In context: The PlayStation 2 just celebrated its 20th birthday on March 4. Although the console is quite dated, it still has many fun and enjoyable games. Its age also makes it a great candidate for playing and creating homebrew titles, since voiding your warranty is no longer an issue if you mod the hardware.
Modding the PlayStation 2's hardware to play homebrew games and backup discs may be a thing of the past thanks to an exploit found by a security researcher. CTurt created software called FreeDVDBoot that uses the PS2's DVD player as an entry point to bypass disc checks at the software level. No hardware modification is required.
The PlayStation 2 will not load burned game discs, but it will read burned DVDs. CTurt saw this as a potential attack vector and began exploring how the PS2's optical drive plays DVDs. He eventually found that the hardware starts DVD loading by reading the disc's IFO file and writing data to a RAM cache.
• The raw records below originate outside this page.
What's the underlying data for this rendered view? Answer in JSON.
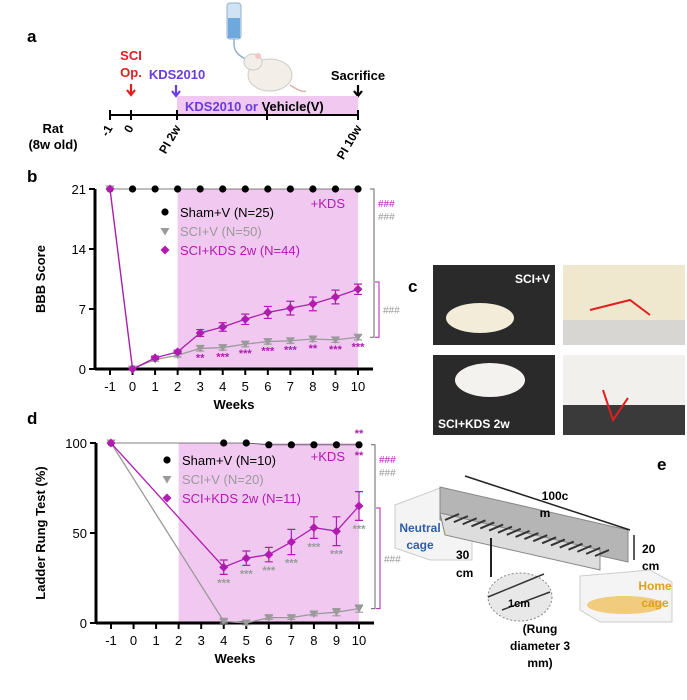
{
  "colors": {
    "sham": "#000000",
    "sci": "#9a9a9a",
    "kds": "#b01cb0",
    "shade": "#f0c8f0",
    "sci_op": "#e01e1e",
    "kds_label": "#6a3be0",
    "neutral": "#2f5ea8",
    "home": "#e0a020"
  },
  "panel_a": {
    "label": "a",
    "sci_op": [
      "SCI",
      "Op."
    ],
    "kds": "KDS2010",
    "sacrifice": "Sacrifice",
    "treatment_kds": "KDS2010 or ",
    "treatment_vehicle": "Vehicle(V)",
    "rat": [
      "Rat",
      "(8w old)"
    ],
    "ticks": [
      "-1",
      "0",
      "PI 2w",
      "PI 10w"
    ],
    "icons": [
      "water-bottle-icon",
      "rat-icon",
      "arrow-down-icon"
    ]
  },
  "panel_c": {
    "label": "c",
    "top_label": "SCI+V",
    "bottom_label": "SCI+KDS 2w"
  },
  "panel_e": {
    "label": "e",
    "length": [
      "100c",
      "m"
    ],
    "height": [
      "20",
      "cm"
    ],
    "drop": [
      "30",
      "cm"
    ],
    "spacing": "1cm",
    "rung": [
      "(Rung",
      "diameter 3",
      "mm)"
    ],
    "neutral": [
      "Neutral",
      "cage"
    ],
    "home": [
      "Home",
      "cage"
    ]
  },
  "chart_data": [
    {
      "panel": "b",
      "type": "line",
      "xlabel": "Weeks",
      "ylabel": "BBB Score",
      "xlim": [
        -1,
        10
      ],
      "ylim": [
        0,
        21
      ],
      "x_ticks": [
        "-1",
        "0",
        "1",
        "2",
        "3",
        "4",
        "5",
        "6",
        "7",
        "8",
        "9",
        "10"
      ],
      "y_ticks": [
        "0",
        "7",
        "14",
        "21"
      ],
      "shaded_region": [
        2,
        10
      ],
      "shaded_label": "+KDS",
      "legend": "top-center",
      "series": [
        {
          "name": "Sham+V (N=25)",
          "marker": "circle",
          "x": [
            -1,
            0,
            1,
            2,
            3,
            4,
            5,
            6,
            7,
            8,
            9,
            10
          ],
          "values": [
            21,
            21,
            21,
            21,
            21,
            21,
            21,
            21,
            21,
            21,
            21,
            21
          ]
        },
        {
          "name": "SCI+V (N=50)",
          "marker": "triangle-down",
          "x": [
            -1,
            0,
            1,
            2,
            3,
            4,
            5,
            6,
            7,
            8,
            9,
            10
          ],
          "values": [
            21,
            0,
            1.1,
            1.6,
            2.4,
            2.5,
            2.9,
            3.2,
            3.3,
            3.5,
            3.4,
            3.7
          ],
          "errors": [
            0,
            0,
            0.2,
            0.2,
            0.3,
            0.3,
            0.3,
            0.3,
            0.3,
            0.3,
            0.3,
            0.3
          ]
        },
        {
          "name": "SCI+KDS 2w (N=44)",
          "marker": "diamond",
          "x": [
            -1,
            0,
            1,
            2,
            3,
            4,
            5,
            6,
            7,
            8,
            9,
            10
          ],
          "values": [
            21,
            0,
            1.3,
            2.0,
            4.2,
            4.9,
            5.8,
            6.6,
            7.1,
            7.6,
            8.4,
            9.3
          ],
          "errors": [
            0,
            0,
            0.2,
            0.2,
            0.4,
            0.5,
            0.6,
            0.7,
            0.8,
            0.8,
            0.8,
            0.6
          ]
        }
      ],
      "point_annotations": {
        "x": [
          3,
          4,
          5,
          6,
          7,
          8,
          9,
          10
        ],
        "labels": [
          "**",
          "***",
          "***",
          "***",
          "***",
          "**",
          "***",
          "***"
        ]
      },
      "brackets": [
        {
          "label": "###",
          "color": "kds"
        },
        {
          "label": "###",
          "color": "sci"
        },
        {
          "label": "###",
          "color": "sci"
        }
      ]
    },
    {
      "panel": "d",
      "type": "line",
      "xlabel": "Weeks",
      "ylabel": "Ladder Rung Test (%)",
      "xlim": [
        -1,
        10
      ],
      "ylim": [
        0,
        100
      ],
      "x_ticks": [
        "-1",
        "0",
        "1",
        "2",
        "3",
        "4",
        "5",
        "6",
        "7",
        "8",
        "9",
        "10"
      ],
      "y_ticks": [
        "0",
        "50",
        "100"
      ],
      "shaded_region": [
        2,
        10
      ],
      "shaded_label": "+KDS",
      "legend": "top-center",
      "series": [
        {
          "name": "Sham+V (N=10)",
          "marker": "circle",
          "x": [
            -1,
            4,
            5,
            6,
            7,
            8,
            9,
            10
          ],
          "values": [
            100,
            100,
            100,
            99,
            99,
            99,
            99,
            99
          ]
        },
        {
          "name": "SCI+V (N=20)",
          "marker": "triangle-down",
          "x": [
            -1,
            4,
            5,
            6,
            7,
            8,
            9,
            10
          ],
          "values": [
            100,
            1,
            0,
            3,
            3,
            5,
            6,
            8
          ],
          "errors": [
            0,
            1,
            1,
            1,
            1,
            1,
            2,
            2
          ]
        },
        {
          "name": "SCI+KDS 2w (N=11)",
          "marker": "diamond",
          "x": [
            -1,
            4,
            5,
            6,
            7,
            8,
            9,
            10
          ],
          "values": [
            100,
            31,
            36,
            38,
            45,
            53,
            51,
            65
          ],
          "errors": [
            0,
            4,
            4,
            4,
            7,
            6,
            8,
            8
          ]
        }
      ],
      "point_annotations": {
        "x": [
          4,
          5,
          6,
          7,
          8,
          9,
          10
        ],
        "labels": [
          "***",
          "***",
          "***",
          "***",
          "***",
          "***",
          "***"
        ]
      },
      "top_annotations": [
        "**",
        "**"
      ],
      "brackets": [
        {
          "label": "###",
          "color": "kds"
        },
        {
          "label": "###",
          "color": "sci"
        },
        {
          "label": "###",
          "color": "sci"
        }
      ]
    }
  ]
}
Without going into the technical details, which you can read in his blog, CTurt created a corrupted IFO file that generates a "large read overflow." Essentially, it loads an ELF (Executable and Linkable Format) file—the type used in homebrew games—into the system's cache, which is then pushed into the main memory by the overflow.
This method completely bypasses the PS2's physical disc copy protection because the system thinks it is preparing a DVD for video playback. It is unique because CTurt claims it is the only exploit that does not use non-native hardware like network adapters, an HDD expansion, or a modchip. It also does not involve physically blocking the disc tray sensors. All that is needed is a disc.
The exploit can be used for a few things. As mentioned, homebrew games and burned backups are possible. CTurt showed a video running a backup of Shadow of the Colossus (above). Another shows the PS2 running a Super Nintendo emulator (below). It is also possible to put multiple games on one disc (providing they are small enough) and run them from a startup menu.
He also says that since all optical drives, including CD and Blu-ray, operate on the same principle, the exploit could potentially work on anything from a first-generation PlayStation through to the PS4.
"There's really no reason this general attack scenario is specific to the PlayStation 2 as all generations support some combination of burned media: from the PlayStation 1's CD support to the PlayStation 3 and 4's Blu-ray support, with the PlayStation 4 having only removed CD support. Hacking the PS4 through Blu-ray BD-J functionality has long been discussed as an idea for an entry point," wrote CTurt. "This may be something I would be interested in looking into for a long-term future project."
While FreeDVDBoot does not have support for all DVD drives used in the PS2 line, he is working on expanding support. Instructions and the required files are posted on GitHub for those interested in trying it out.